Pujols hits three homers as Cards take 2-1 Series lead

October 23, 2011, Sunday/ 13:34:00

The St. Louis Cardinals clobbered the Texas Rangers 16-7 as Albert Pujols blasted a record-tying three home runs to take a 2-1 lead on Saturday in the best-of-seven World Series.

Pujols rewrote the record books as he tied New York Yankees sluggers Babe Ruth, who accomplished the feat twice, in 1926 and 1928, and Reggie Jackson in 1977, as the only players to hammer three home runs in a World Series game.

The power-hitting Cardinals first baseman also tied the mark for most hits in a Fall Classic game (five), tied the record for most runs batted in (six), and set a new standard for most total bases off his hits (14).

The Cardinals erupted for 13 runs between the fourth and seventh innings to bury the Rangers with Pujols breaking out of an 0-for-6 World Series slump.

Texas had answered four runs by St. Louis in the fourth with three in their half of the inning, and matched the Cardinals' three runs in the fifth to make it 8-6, but the Redbirds scored four more runs in the sixth and two more in the seventh to turn it into a rout.

The starters from both teams, Kyle Lohse of St. Louis and Matt Harrison of Texas, were gone by the fourth.

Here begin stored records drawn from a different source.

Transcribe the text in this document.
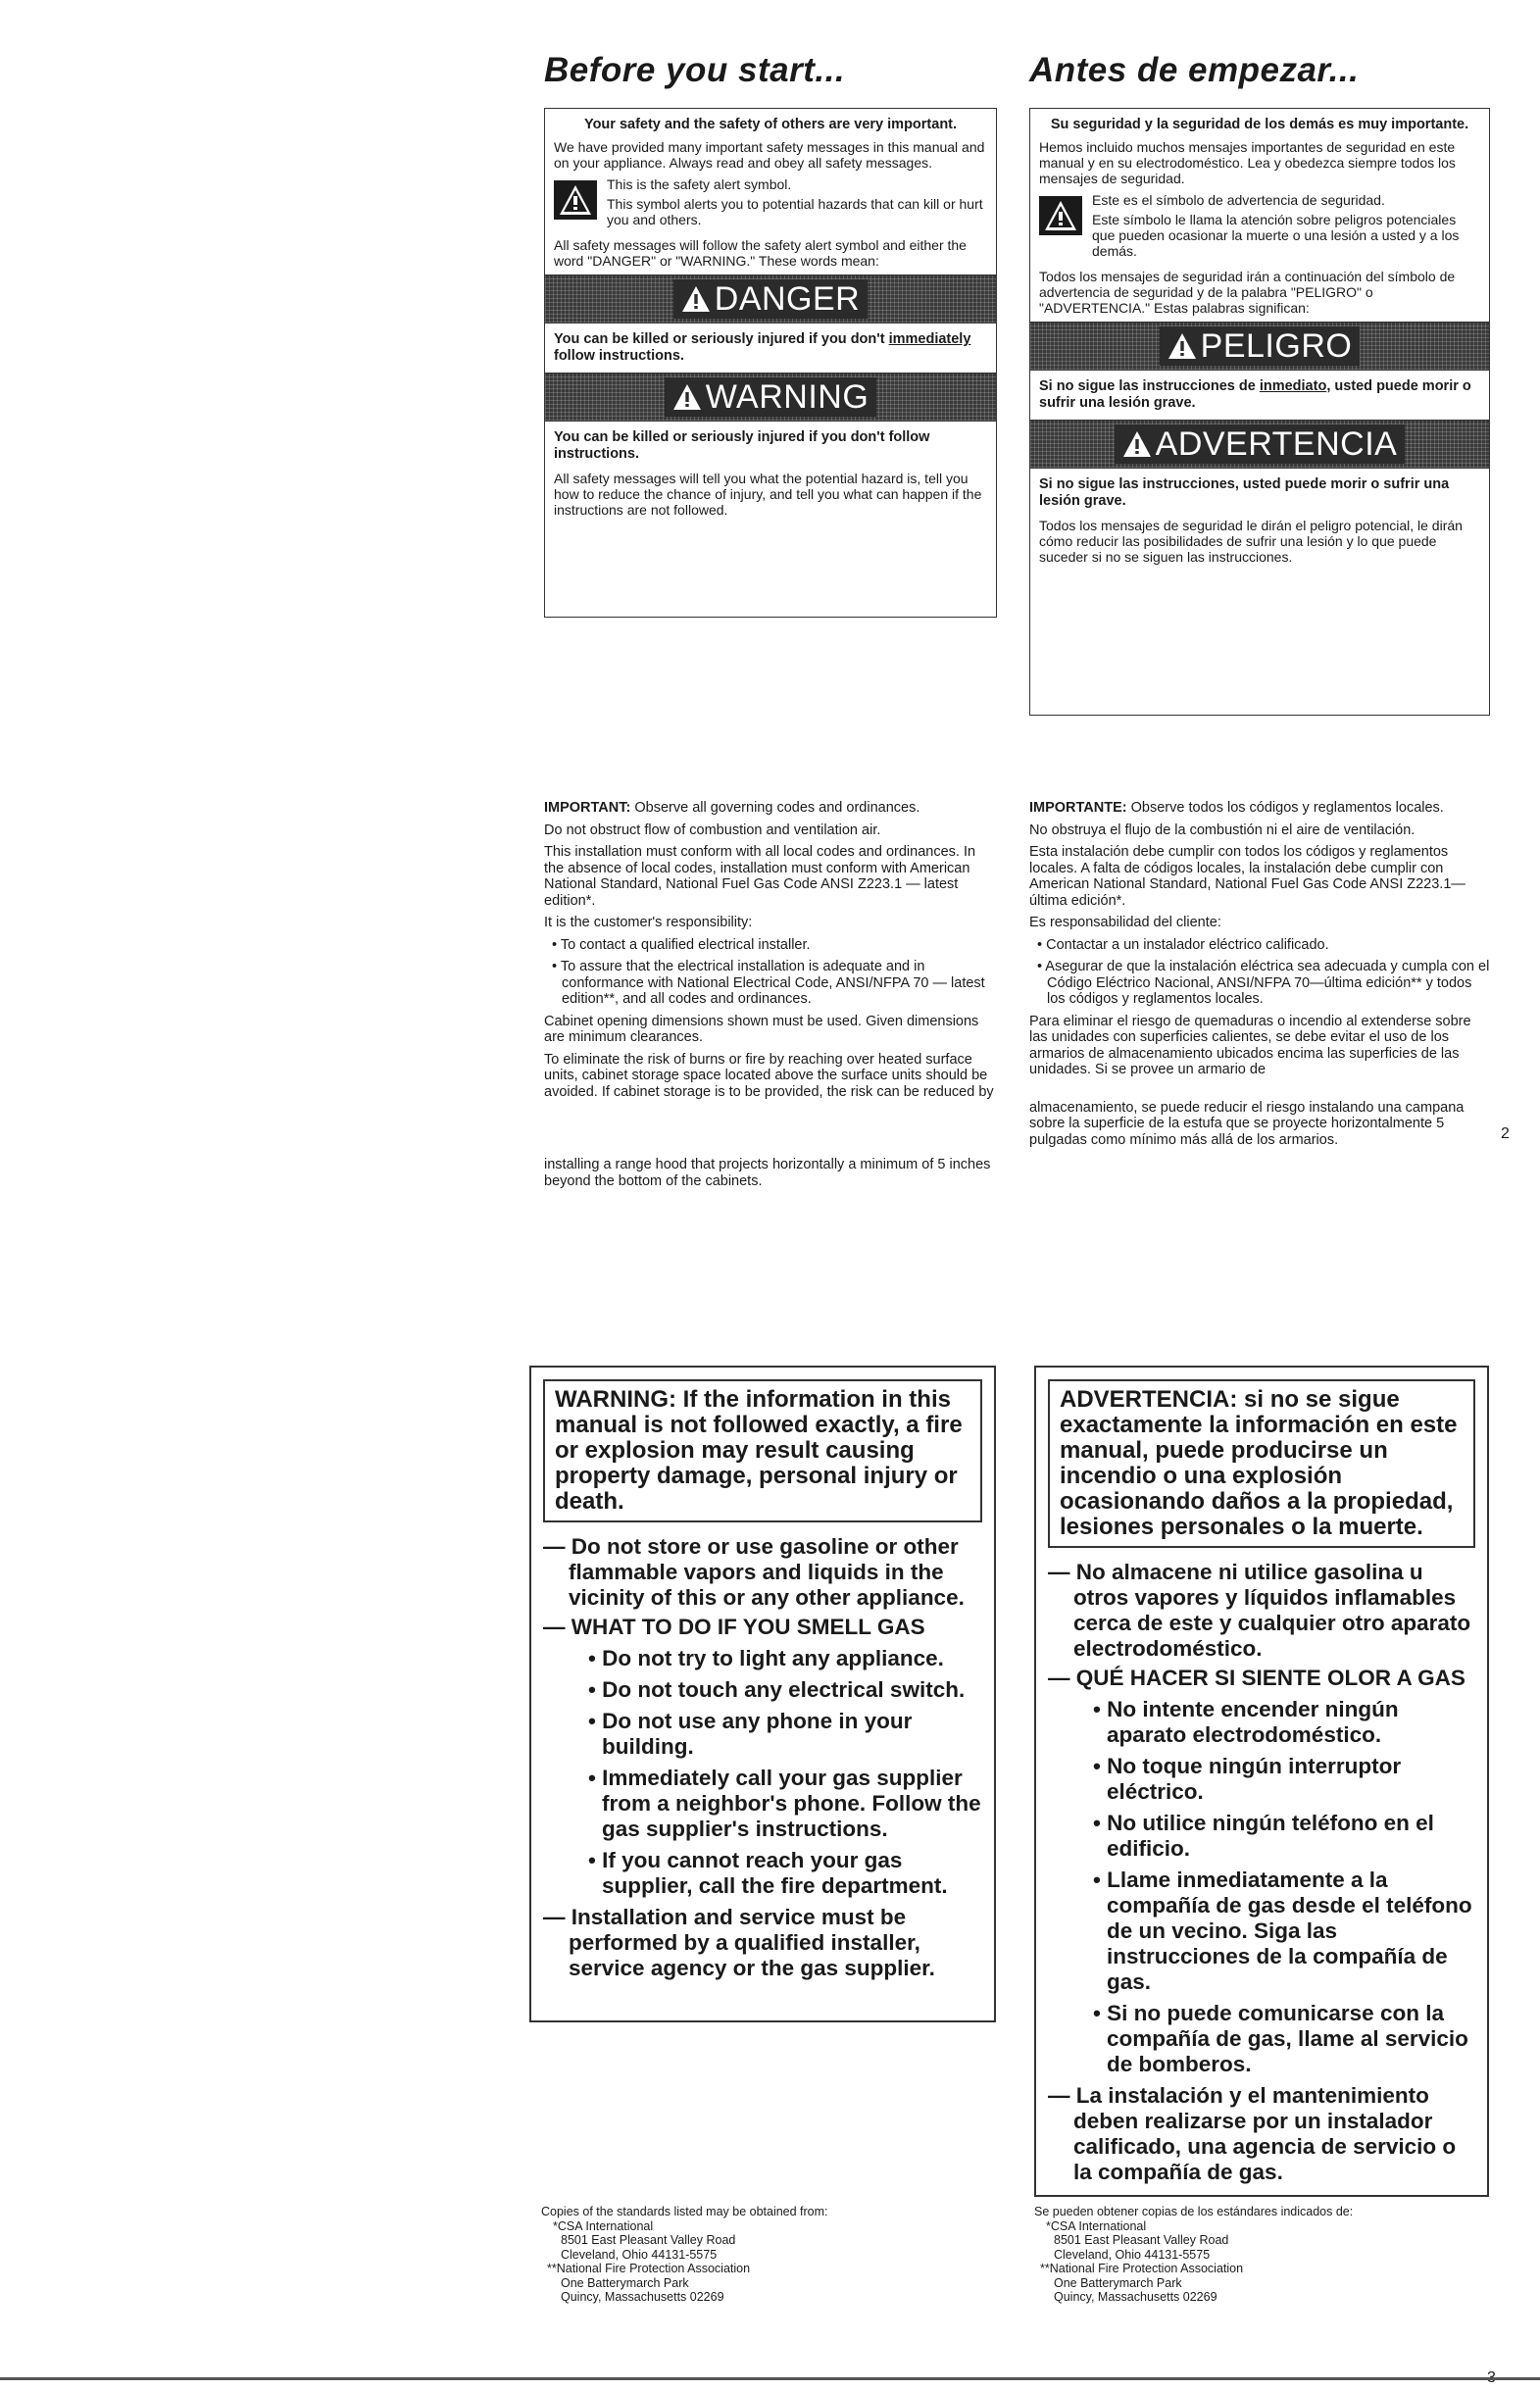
Before you start...
Your safety and the safety of others are very important.

We have provided many important safety messages in this manual and on your appliance. Always read and obey all safety messages.

This is the safety alert symbol.

This symbol alerts you to potential hazards that can kill or hurt you and others.

All safety messages will follow the safety alert symbol and either the word "DANGER" or "WARNING." These words mean:

DANGER
You can be killed or seriously injured if you don't immediately follow instructions.
WARNING
You can be killed or seriously injured if you don't follow instructions.

All safety messages will tell you what the potential hazard is, tell you how to reduce the chance of injury, and tell you what can happen if the instructions are not followed.

IMPORTANT: Observe all governing codes and ordinances.

Do not obstruct flow of combustion and ventilation air.

This installation must conform with all local codes and ordinances. In the absence of local codes, installation must conform with American National Standard, National Fuel Gas Code ANSI Z223.1 — latest edition*.

It is the customer's responsibility:

• To contact a qualified electrical installer.

• To assure that the electrical installation is adequate and in conformance with National Electrical Code, ANSI/NFPA 70 — latest edition**, and all codes and ordinances.

Cabinet opening dimensions shown must be used. Given dimensions are minimum clearances.

To eliminate the risk of burns or fire by reaching over heated surface units, cabinet storage space located above the surface units should be avoided. If cabinet storage is to be provided, the risk can be reduced by

installing a range hood that projects horizontally a minimum of 5 inches beyond the bottom of the cabinets.

Antes de empezar...
Su seguridad y la seguridad de los demás es muy importante.

Hemos incluido muchos mensajes importantes de seguridad en este manual y en su electrodoméstico. Lea y obedezca siempre todos los mensajes de seguridad.

Este es el símbolo de advertencia de seguridad.

Este símbolo le llama la atención sobre peligros potenciales que pueden ocasionar la muerte o una lesión a usted y a los demás.

Todos los mensajes de seguridad irán a continuación del símbolo de advertencia de seguridad y de la palabra "PELIGRO" o "ADVERTENCIA." Estas palabras significan:

PELIGRO
Si no sigue las instrucciones de inmediato, usted puede morir o sufrir una lesión grave.
ADVERTENCIA
Si no sigue las instrucciones, usted puede morir o sufrir una lesión grave.

Todos los mensajes de seguridad le dirán el peligro potencial, le dirán cómo reducir las posibilidades de sufrir una lesión y lo que puede suceder si no se siguen las instrucciones.

IMPORTANTE: Observe todos los códigos y reglamentos locales.

No obstruya el flujo de la combustión ni el aire de ventilación.

Esta instalación debe cumplir con todos los códigos y reglamentos locales. A falta de códigos locales, la instalación debe cumplir con American National Standard, National Fuel Gas Code ANSI Z223.1— última edición*.

Es responsabilidad del cliente:

• Contactar a un instalador eléctrico calificado.

• Asegurar de que la instalación eléctrica sea adecuada y cumpla con el Código Eléctrico Nacional, ANSI/NFPA 70—última edición** y todos los códigos y reglamentos locales.

Para eliminar el riesgo de quemaduras o incendio al extenderse sobre las unidades con superficies calientes, se debe evitar el uso de los armarios de almacenamiento ubicados encima las superficies de las unidades. Si se provee un armario de

almacenamiento, se puede reducir el riesgo instalando una campana sobre la superficie de la estufa que se proyecte horizontalmente 5 pulgadas como mínimo más allá de los armarios.	2
WARNING: If the information in this manual is not followed exactly, a fire or explosion may result causing property damage, personal injury or death.

— Do not store or use gasoline or other flammable vapors and liquids in the vicinity of this or any other appliance.

— WHAT TO DO IF YOU SMELL GAS

• Do not try to light any appliance.

• Do not touch any electrical switch.

• Do not use any phone in your building.

• Immediately call your gas supplier from a neighbor's phone. Follow the gas supplier's instructions.

• If you cannot reach your gas supplier, call the fire department.

— Installation and service must be performed by a qualified installer, service agency or the gas supplier.

ADVERTENCIA: si no se sigue exactamente la información en este manual, puede producirse un incendio o una explosión ocasionando daños a la propiedad, lesiones personales o la muerte.

— No almacene ni utilice gasolina u otros vapores y líquidos inflamables cerca de este y cualquier otro aparato electrodoméstico.

— QUÉ HACER SI SIENTE OLOR A GAS

• No intente encender ningún aparato electrodoméstico.

• No toque ningún interruptor eléctrico.

• No utilice ningún teléfono en el edificio.

• Llame inmediatamente a la compañía de gas desde el teléfono de un vecino. Siga las instrucciones de la compañía de gas.

• Si no puede comunicarse con la compañía de gas, llame al servicio de bomberos.

— La instalación y el mantenimiento deben realizarse por un instalador calificado, una agencia de servicio o la compañía de gas.

Copies of the standards listed may be obtained from:
*CSA International
8501 East Pleasant Valley Road
Cleveland, Ohio 44131-5575
**National Fire Protection Association
One Batterymarch Park
Quincy, Massachusetts 02269
Se pueden obtener copias de los estándares indicados de:
*CSA International
8501 East Pleasant Valley Road
Cleveland, Ohio 44131-5575
**National Fire Protection Association
One Batterymarch Park
Quincy, Massachusetts 02269
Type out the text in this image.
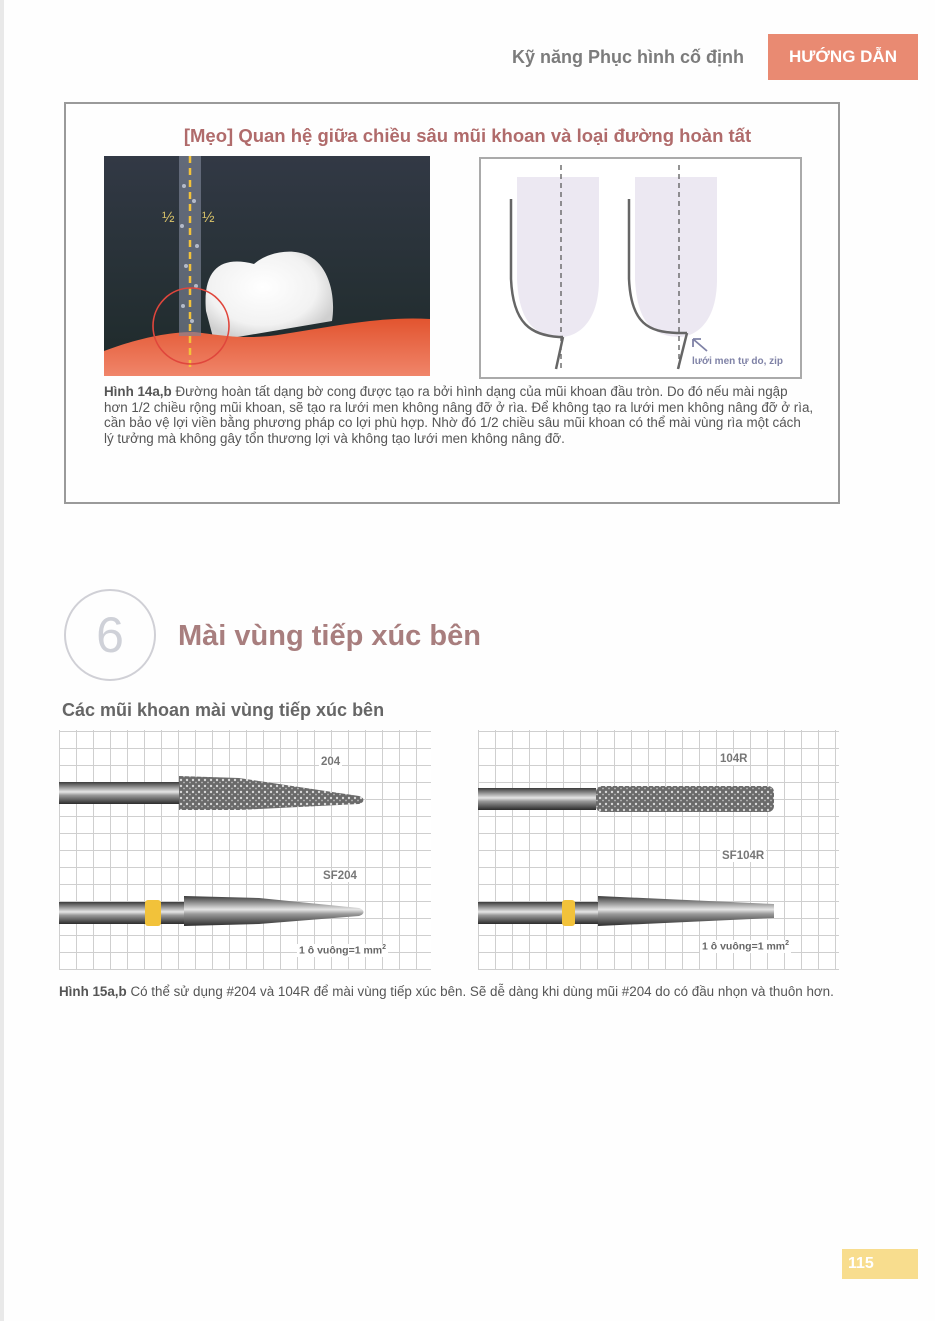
Kỹ năng Phục hình cố định	HƯỚNG DẪN
[Mẹo] Quan hệ giữa chiều sâu mũi khoan và loại đường hoàn tất
½ ½
lưới men tự do, zip
Hình 14a,b Đường hoàn tất dạng bờ cong được tạo ra bởi hình dạng của mũi khoan đầu tròn. Do đó nếu mài ngập hơn 1/2 chiều rộng mũi khoan, sẽ tạo ra lưới men không nâng đỡ ở rìa. Để không tạo ra lưới men không nâng đỡ ở rìa, cần bảo vệ lợi viền bằng phương pháp co lợi phù hợp. Nhờ đó 1/2 chiều sâu mũi khoan có thể mài vùng rìa một cách lý tưởng mà không gây tổn thương lợi và không tạo lưới men không nâng đỡ.
6	Mài vùng tiếp xúc bên
Các mũi khoan mài vùng tiếp xúc bên
204
SF204
1 ô vuông=1 $mm^2$
104R
SF104R
1 ô vuông=1 $mm^2$
Hình 15a,b Có thể sử dụng #204 và 104R để mài vùng tiếp xúc bên. Sẽ dễ dàng khi dùng mũi #204 do có đầu nhọn và thuôn hơn.
115
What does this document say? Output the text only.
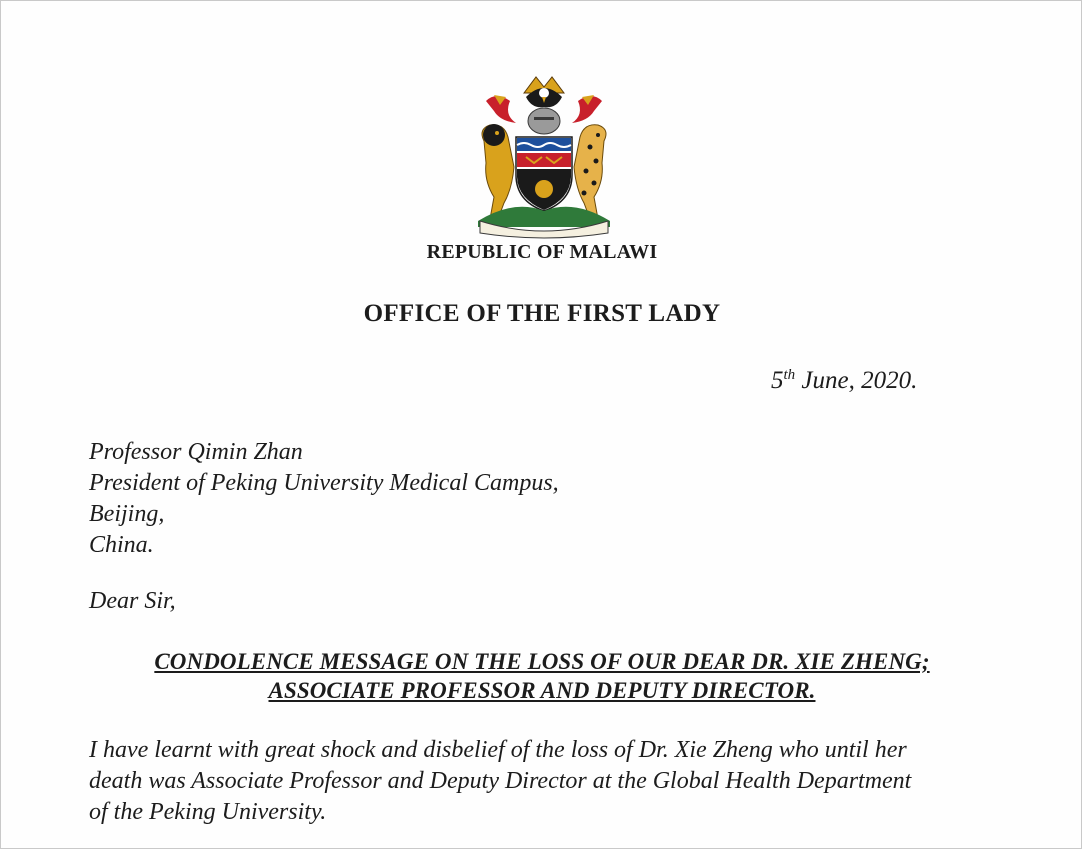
REPUBLIC OF MALAWI
OFFICE OF THE FIRST LADY
5th June, 2020.
Professor Qimin Zhan
President of Peking University Medical Campus,
Beijing,
China.
Dear Sir,
CONDOLENCE MESSAGE ON THE LOSS OF OUR DEAR DR. XIE ZHENG;
ASSOCIATE PROFESSOR AND DEPUTY DIRECTOR.
I have learnt with great shock and disbelief of the loss of Dr. Xie Zheng who until her
death was Associate Professor and Deputy Director at the Global Health Department
of the Peking University.
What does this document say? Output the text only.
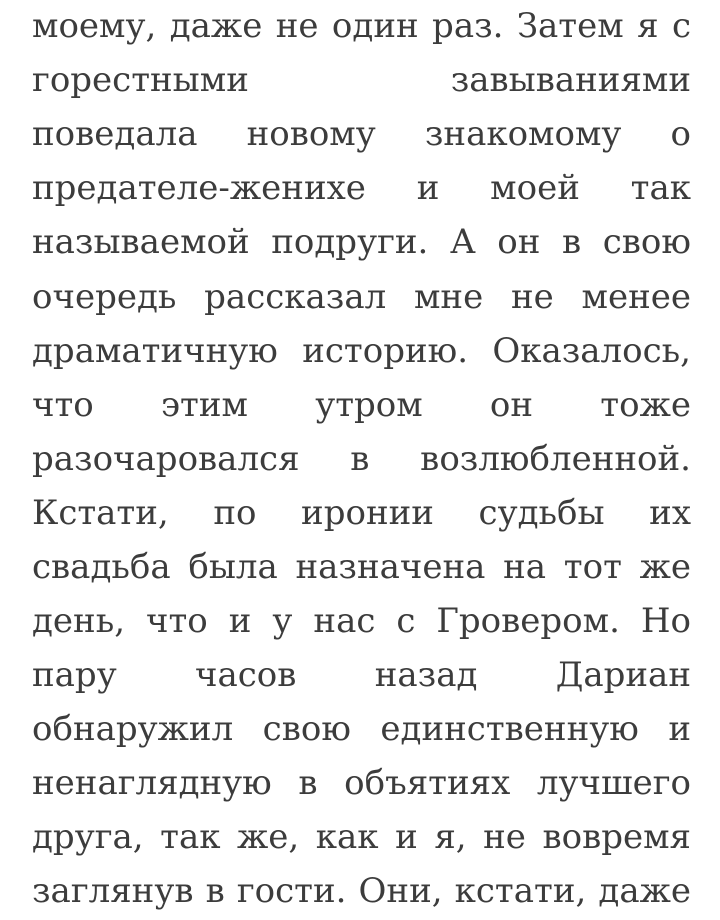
моему, даже не один раз. Затем я с
горестными завываниями
поведала новому знакомому о
предателе-женихе и моей так
называемой подруги. А он в свою
очередь рассказал мне не менее
драматичную историю. Оказалось,
что этим утром он тоже
разочаровался в возлюбленной.
Кстати, по иронии судьбы их
свадьба была назначена на тот же
день, что и у нас с Гровером. Но
пару часов назад Дариан
обнаружил свою единственную и
ненаглядную в объятиях лучшего
друга, так же, как и я, не вовремя
заглянув в гости. Они, кстати, даже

St. Louis pulled away against hard-throwing Texas reliever Alexi Ogando, who had been brilliant for the Rangers in the American League Championship Series.

Coming on in the sixth with the score 8-6, Ogando gave up three hits, including a three-run home run by Pujols off a high fastball, and two walks in one-third of an inning with four runs crossing home.

The Cardinals stroked 15 hits and took advantage of six walks issued by Texas pitchers and three Rangers errors. Texas had 13 hits in the game and stranded eight baserunners.

Lance Lynn was credited with the win, while Harrison was charged with the loss.

Game Four of the Major League Baseball championship was later on Sunday with the Rangers sending Derek Holland to the mound against Edwin Jackson of the Cardinals.